Under The Mountain: Movie Review

Under The Mountain: Movie Review

Rating: 7/10
Cast: Sam Neill, Oliver Driver, Tom Cameron, Sophie McBride
Director: Jonathan King
How do you adapt a classic?
Particularly one as inherently Kiwi and steeped in our culture as hokey pokey ice cream or The Topp Twins?
That's the dilemma facing the director Jonathan King in this new adaptation of Maurice Gee's much loved book Under The Mountain, first published back in 1979.
In this version (a little removed from the iconic eighties television series) teen twins Theo and Rachel (Tom Cameron and Sophie McBride) are growing apart after the death of their mother.
The psychic bond shared by the pair is under strain as Theo refuses to face the reality of the situation - however, the pair stay with relatives in Auckland and discover their future lies in helping Mr Jones (Sam Neill) defeat the Wilberforces before they unleash the power beneath the volcanoes and destroy the world..
Personally I think it's hard to really appreciate Under The Mountain out of context of New Zealand - the whole production is clearly a NZ venture; from the sweeping panoramic shots of Auckland and the NZ countryside to a very funny aside about the reality of calling in the New Zealand Army, Under The Mountain is steeped in Kiwiana.
Maurice Gee's book is considered a classic by many - and it's fair to say there's a weight of expectation on this adaptation.
What director Jonathan King's managed to create is an incredibly creepy and, in places, downright scary film - the oozing menace from Oliver Driver's head Wilberforce is likely to give kids nightmares.
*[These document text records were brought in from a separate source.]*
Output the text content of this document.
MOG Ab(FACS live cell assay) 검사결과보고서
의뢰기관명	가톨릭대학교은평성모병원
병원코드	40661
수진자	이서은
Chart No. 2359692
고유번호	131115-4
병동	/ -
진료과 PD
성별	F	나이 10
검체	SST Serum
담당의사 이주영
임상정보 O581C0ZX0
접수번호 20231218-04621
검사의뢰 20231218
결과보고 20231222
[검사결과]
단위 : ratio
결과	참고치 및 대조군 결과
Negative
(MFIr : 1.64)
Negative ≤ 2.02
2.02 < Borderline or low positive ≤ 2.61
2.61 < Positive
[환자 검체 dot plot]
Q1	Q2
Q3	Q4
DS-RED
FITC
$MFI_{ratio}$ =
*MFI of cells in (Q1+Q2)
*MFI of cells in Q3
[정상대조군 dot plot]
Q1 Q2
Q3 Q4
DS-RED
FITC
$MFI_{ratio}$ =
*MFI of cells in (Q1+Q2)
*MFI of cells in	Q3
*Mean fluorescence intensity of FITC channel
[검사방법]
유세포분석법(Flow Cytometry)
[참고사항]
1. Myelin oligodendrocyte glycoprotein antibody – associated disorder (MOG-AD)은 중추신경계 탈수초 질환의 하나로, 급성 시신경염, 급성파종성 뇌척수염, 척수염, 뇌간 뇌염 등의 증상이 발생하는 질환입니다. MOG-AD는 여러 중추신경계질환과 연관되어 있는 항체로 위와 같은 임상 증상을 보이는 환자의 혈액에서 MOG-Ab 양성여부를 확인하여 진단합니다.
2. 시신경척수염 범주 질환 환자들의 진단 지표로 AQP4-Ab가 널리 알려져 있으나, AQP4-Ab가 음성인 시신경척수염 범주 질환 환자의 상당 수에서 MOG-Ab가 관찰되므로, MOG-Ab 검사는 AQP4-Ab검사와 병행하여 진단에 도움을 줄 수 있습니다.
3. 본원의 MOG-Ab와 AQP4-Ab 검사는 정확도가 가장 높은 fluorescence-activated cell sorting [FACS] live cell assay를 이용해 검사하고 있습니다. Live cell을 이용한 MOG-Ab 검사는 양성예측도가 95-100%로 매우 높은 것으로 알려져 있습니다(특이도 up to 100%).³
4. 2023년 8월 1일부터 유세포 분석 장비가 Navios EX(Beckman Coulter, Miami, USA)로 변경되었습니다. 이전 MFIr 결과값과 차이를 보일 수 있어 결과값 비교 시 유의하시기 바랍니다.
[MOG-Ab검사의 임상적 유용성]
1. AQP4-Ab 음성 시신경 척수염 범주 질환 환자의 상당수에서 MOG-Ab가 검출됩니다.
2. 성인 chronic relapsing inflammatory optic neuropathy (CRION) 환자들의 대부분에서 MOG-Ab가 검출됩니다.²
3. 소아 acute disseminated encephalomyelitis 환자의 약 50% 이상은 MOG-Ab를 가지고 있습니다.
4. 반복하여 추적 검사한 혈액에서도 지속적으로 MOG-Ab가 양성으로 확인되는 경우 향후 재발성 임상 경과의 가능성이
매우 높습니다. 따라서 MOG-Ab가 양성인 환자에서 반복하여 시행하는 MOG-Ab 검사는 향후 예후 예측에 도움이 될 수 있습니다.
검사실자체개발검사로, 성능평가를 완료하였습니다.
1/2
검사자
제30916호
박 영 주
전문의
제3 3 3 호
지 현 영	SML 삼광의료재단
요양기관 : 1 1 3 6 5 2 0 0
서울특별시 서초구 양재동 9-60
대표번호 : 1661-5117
He is a boogeyman for the 21st century and thanks to WETA workshop's impressive prosthetic work and Driver's staccato vocals, there'll be plenty who'll want to sleep with the lights on for a while to come.
The effects are equally as impressive - whereas the directors could easily have used CGI to create everything, they've opted for a mix of live action and CGI which seamlessly blend in.
Scenery plays a vitally important part in this film - Rangitoto towers in the background, forever lurking and casting a shadow over what transpires in the film - beautiful panoramic shots highlight the juxtaposition of the alien decay of the Wilberforce place on Lake Pupuke in comparison to the life and vitality of Auckland's finest.
For first time actors, Tom Cameron and Sophie McBride acquit themselves not too badly; and Leon Wadham's cousin Ricky, who initially grates as a comedy relief, finds something meatier is required of him when the Wilberforce threat becomes real - Sam Neill as ever brings gravitas and a degree of humanity to his role as Mr Jones.
If there's to be a criticism of Under The Mountain (and unfortunately there has to be), it comes after the 60 minutes mark - after building an incredible atmosphere of menace and threat, it all becomes a little unstuck and the ending is somewhat rushed and a little muddy. A moment of sacrifice from a major character unfortunately doesn't ring as emotionally true as it should and it clouds the film's denouement.

Overall, Under The Mountain deserves to do well in New Zealand as it's imbued with an inherent love of the source material here - for the young kids, there's a brand new generation of Wilberforces to give them the heebie jeebies - and for those who fondly remember the iconic TVNZ series, there's plenty of moments to empathise with the kids as their teen fears are realized.